Friday 4 May 2018

Dead By Dawn 2018: Trench 11 (2017)

We know that war is hell, of course, which makes it surprising that we don't have even more horror movies set during wartime. There are some, ranging from the flawed brilliance of The Keep to the entertaining lunacy of Frankenstein's Army, and you can include films as varied as Twilight Zone: The Movie, Jacob's Ladder, and Iron Sky, but they remain a very small percentage of the horror genre (not counting the multitude of SS/war torture exploitation flicks), and the truly effective war horrors are even rarer.

I am saying all this because Trench 11 is a horror movie set during wartime, and it happens to be a very good one.

The plot revolves around a plan to explore and destroy the titular trench. It will take a small team, and they will all be relying on the expertise of a tunneler named Berton (Rossif Sutherland), but nobody is prepared for what they find underground; the dangerous results of experiments into biological weaponry by the Germans.

Directed by Leo Scherman, who also co-wrote the screenplay with Matt Booi, this is a very enjoyable mix of subterranean claustrophobia, classic evil German villains (not Nazis, but close enough), and squirmy, squishy, body horror. It manages to be different from all of the films already mentioned above, while also managing to hit one or two familiar beats for this subgenre.
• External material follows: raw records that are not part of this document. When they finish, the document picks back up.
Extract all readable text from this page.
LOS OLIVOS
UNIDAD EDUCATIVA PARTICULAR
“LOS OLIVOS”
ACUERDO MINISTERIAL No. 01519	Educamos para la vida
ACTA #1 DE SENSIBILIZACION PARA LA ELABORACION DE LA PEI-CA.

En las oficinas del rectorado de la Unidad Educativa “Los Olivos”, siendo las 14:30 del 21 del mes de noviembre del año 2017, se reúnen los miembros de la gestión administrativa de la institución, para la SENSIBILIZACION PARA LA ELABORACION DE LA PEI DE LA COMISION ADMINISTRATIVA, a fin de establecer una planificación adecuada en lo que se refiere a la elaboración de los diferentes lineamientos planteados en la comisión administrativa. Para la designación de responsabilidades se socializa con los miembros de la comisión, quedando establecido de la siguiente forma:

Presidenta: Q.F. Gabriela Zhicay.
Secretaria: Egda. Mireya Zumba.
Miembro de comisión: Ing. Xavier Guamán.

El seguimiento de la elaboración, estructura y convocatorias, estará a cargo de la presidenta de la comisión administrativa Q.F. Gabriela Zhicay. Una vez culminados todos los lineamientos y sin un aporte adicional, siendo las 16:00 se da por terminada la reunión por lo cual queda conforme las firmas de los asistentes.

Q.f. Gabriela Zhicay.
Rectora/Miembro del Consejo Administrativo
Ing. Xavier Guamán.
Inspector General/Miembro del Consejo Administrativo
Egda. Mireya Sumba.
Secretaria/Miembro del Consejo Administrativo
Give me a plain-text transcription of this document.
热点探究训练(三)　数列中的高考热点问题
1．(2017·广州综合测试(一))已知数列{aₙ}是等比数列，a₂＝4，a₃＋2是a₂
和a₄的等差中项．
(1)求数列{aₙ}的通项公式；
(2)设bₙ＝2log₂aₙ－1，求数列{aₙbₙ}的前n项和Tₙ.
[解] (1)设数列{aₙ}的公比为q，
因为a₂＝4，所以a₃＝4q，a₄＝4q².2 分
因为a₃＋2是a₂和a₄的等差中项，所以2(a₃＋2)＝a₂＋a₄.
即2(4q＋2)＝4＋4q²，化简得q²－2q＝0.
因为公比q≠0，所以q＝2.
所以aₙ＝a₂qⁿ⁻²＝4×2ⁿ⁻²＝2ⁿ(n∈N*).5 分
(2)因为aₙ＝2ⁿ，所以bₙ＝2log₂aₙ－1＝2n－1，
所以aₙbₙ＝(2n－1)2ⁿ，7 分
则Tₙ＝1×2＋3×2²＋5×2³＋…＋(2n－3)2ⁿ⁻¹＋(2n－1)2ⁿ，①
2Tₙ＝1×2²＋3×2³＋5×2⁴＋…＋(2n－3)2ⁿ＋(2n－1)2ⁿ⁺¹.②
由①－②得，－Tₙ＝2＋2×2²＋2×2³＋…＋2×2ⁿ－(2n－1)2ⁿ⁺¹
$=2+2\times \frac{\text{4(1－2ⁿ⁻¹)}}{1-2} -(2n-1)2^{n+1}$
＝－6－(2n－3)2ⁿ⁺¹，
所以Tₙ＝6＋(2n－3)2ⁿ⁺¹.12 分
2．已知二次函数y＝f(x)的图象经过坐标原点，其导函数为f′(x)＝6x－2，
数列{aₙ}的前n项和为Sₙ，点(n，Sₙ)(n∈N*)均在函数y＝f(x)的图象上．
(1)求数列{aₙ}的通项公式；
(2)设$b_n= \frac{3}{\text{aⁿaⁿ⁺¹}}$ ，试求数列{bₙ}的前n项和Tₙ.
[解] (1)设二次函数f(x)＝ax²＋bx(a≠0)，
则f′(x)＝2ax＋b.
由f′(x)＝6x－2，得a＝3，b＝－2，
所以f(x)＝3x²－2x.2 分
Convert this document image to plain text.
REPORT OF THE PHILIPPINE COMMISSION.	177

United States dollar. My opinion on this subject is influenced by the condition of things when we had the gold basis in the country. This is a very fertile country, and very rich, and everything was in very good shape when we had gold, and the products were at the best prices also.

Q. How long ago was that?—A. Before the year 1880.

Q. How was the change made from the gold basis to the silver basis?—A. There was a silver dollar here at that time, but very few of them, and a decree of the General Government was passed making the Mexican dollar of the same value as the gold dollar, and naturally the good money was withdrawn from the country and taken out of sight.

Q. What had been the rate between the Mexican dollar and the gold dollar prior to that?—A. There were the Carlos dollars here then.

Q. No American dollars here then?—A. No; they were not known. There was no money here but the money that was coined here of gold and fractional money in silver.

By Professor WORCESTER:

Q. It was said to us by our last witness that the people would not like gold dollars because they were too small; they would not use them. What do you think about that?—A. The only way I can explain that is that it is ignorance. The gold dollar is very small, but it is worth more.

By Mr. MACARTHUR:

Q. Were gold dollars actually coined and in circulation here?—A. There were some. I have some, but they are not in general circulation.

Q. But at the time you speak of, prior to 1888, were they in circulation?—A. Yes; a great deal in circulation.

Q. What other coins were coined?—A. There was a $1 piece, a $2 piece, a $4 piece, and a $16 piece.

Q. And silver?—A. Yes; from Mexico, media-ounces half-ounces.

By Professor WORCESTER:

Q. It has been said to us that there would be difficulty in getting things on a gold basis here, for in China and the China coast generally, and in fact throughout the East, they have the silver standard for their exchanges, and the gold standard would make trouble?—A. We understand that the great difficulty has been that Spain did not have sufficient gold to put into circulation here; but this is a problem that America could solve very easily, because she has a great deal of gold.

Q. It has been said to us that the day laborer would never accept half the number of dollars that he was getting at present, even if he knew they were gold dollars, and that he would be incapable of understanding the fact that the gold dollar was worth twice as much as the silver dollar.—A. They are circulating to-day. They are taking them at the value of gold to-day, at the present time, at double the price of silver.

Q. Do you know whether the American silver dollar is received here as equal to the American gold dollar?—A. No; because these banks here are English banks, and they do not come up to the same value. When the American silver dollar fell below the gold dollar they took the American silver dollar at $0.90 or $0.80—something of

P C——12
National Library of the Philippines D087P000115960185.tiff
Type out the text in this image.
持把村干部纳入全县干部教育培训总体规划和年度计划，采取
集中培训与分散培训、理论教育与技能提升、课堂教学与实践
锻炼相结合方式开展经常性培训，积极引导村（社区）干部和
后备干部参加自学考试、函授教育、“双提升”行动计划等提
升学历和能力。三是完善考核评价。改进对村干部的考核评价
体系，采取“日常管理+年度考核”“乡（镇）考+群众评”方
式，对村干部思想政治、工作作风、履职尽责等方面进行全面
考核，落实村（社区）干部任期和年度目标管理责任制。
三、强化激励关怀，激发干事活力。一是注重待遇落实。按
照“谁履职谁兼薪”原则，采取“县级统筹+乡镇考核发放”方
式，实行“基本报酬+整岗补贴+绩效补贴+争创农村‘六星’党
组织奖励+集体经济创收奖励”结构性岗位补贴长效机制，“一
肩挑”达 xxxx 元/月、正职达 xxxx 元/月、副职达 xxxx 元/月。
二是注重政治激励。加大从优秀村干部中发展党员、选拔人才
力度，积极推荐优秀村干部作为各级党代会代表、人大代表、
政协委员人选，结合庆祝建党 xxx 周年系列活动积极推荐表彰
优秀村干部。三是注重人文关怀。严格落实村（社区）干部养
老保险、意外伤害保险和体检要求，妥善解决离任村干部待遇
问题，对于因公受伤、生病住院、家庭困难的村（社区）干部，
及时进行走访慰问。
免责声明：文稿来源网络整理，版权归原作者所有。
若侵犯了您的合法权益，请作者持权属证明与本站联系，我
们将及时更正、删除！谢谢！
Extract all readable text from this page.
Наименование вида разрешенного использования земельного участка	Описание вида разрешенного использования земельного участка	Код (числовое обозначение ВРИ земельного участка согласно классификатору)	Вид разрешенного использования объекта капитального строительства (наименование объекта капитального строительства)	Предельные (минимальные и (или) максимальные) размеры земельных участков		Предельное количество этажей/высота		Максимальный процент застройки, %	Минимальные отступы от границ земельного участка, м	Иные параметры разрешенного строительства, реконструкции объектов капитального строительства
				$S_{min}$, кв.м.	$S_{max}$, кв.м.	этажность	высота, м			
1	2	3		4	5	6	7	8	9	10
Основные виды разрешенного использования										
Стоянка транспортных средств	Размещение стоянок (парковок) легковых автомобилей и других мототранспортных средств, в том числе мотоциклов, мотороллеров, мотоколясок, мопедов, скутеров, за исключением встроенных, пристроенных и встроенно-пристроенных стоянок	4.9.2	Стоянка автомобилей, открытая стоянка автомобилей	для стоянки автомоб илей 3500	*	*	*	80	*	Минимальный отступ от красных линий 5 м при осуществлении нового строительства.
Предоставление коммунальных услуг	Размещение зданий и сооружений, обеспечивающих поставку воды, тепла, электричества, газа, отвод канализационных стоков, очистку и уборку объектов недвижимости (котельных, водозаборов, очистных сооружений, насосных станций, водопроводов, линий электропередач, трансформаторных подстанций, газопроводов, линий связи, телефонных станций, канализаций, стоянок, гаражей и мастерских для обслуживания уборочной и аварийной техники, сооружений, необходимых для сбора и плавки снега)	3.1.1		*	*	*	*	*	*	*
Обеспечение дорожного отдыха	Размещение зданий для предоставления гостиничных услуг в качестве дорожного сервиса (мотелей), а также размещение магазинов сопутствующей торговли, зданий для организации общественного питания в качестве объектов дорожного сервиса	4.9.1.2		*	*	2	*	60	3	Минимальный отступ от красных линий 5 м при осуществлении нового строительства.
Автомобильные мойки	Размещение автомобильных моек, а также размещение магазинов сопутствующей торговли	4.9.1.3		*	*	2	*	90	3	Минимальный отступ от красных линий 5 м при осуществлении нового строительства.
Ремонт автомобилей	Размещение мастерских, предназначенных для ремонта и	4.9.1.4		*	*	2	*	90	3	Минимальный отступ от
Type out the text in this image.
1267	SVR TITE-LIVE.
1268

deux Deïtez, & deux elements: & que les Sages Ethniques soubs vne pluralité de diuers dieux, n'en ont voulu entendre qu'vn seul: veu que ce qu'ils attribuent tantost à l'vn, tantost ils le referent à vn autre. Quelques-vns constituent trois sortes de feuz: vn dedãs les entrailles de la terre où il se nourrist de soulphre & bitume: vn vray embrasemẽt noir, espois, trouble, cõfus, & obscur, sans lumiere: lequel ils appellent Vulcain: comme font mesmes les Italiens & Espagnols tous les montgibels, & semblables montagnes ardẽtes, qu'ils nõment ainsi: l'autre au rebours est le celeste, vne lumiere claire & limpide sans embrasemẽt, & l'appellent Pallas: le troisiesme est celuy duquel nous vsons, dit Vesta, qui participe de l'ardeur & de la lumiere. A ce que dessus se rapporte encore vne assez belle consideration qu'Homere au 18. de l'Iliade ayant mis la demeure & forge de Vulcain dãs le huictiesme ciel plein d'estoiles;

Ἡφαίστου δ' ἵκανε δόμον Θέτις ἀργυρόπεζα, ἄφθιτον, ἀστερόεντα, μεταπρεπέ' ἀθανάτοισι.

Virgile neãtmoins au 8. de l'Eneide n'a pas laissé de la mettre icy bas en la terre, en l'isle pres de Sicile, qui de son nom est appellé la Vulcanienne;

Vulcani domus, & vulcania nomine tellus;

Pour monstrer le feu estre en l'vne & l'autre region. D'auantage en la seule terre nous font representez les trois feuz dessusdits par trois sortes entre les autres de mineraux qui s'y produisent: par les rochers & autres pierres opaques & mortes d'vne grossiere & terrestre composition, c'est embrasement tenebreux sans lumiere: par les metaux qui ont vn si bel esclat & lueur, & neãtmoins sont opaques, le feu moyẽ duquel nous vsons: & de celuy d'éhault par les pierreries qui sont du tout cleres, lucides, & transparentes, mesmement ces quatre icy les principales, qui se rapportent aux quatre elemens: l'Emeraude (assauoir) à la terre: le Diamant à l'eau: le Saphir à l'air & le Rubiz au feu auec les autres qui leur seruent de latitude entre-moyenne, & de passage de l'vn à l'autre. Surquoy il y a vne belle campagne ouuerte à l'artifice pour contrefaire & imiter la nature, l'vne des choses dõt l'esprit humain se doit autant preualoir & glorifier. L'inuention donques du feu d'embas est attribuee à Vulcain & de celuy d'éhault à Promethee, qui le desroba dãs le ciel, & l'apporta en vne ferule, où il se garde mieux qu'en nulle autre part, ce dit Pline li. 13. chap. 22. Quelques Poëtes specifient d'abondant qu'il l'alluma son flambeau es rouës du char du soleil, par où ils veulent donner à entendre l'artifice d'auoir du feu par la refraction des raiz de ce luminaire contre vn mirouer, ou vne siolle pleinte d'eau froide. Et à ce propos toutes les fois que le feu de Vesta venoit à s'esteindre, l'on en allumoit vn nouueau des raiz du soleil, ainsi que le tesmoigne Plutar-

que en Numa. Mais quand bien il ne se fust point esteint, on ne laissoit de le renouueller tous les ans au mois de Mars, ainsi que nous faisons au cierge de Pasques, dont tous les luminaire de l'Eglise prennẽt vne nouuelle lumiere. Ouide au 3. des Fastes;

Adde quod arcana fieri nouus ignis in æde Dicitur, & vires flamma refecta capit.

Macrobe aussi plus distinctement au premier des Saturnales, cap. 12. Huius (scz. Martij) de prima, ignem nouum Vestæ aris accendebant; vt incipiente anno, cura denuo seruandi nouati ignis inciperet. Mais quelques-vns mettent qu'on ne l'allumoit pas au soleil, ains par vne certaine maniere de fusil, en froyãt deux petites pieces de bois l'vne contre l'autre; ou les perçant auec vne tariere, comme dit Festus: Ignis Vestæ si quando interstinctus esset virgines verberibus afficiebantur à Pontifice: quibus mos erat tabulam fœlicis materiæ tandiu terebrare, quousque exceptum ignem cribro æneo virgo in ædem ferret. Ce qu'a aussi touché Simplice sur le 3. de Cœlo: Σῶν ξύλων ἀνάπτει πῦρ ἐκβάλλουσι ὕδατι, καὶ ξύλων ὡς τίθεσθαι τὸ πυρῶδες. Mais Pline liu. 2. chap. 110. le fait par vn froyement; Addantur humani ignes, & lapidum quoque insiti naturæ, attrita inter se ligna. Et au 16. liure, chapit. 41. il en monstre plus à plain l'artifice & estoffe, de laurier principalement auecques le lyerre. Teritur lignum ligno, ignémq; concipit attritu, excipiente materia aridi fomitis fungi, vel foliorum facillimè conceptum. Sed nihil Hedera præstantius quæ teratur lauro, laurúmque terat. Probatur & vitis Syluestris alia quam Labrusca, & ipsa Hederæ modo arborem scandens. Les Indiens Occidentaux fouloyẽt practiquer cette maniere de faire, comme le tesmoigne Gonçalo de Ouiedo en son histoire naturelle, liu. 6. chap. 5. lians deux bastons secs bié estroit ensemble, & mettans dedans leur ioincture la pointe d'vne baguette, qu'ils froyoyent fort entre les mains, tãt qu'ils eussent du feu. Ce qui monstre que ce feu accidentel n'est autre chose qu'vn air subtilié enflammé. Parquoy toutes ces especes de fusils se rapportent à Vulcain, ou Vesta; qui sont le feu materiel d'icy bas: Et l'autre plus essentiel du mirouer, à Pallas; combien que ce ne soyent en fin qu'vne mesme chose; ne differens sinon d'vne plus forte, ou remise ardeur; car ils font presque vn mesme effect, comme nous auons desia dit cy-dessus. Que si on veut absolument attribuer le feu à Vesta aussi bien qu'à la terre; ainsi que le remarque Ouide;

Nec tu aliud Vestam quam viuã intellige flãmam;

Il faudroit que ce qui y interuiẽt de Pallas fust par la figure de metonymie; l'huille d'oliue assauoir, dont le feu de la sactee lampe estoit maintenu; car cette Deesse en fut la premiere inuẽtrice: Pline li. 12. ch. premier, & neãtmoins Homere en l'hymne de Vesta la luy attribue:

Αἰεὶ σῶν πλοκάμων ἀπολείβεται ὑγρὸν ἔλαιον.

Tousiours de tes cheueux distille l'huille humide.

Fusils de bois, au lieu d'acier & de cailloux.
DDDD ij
The cast all do a good job, and they ARE given enough moments to show some personality before everything starts to go to hell in a hand grenade, but it always feels like Sutherland's movie, allowing him the biggest share of the screentime as his nervous hero remains determined to get the job done as quickly as possible and then get the hell out of the trench. Matching our lead hero is Robert Stadlober as the main villain. His character, Reiser, is someone who views the chais and pain and death around him as a success. It shows that the biological weapon works even better than they could have dreamed.

Another big plus for the film is that is refreshingly unpretentious. This is not a film that wants to pile multiple layers on and ask us to delve into the dark psyche of shellshocked soldiers. It throws us into a very terrifying environment with the characters, it adds more and more horror around every dark corner or metal door, and it ultimately provides superior entertainment for genre fans.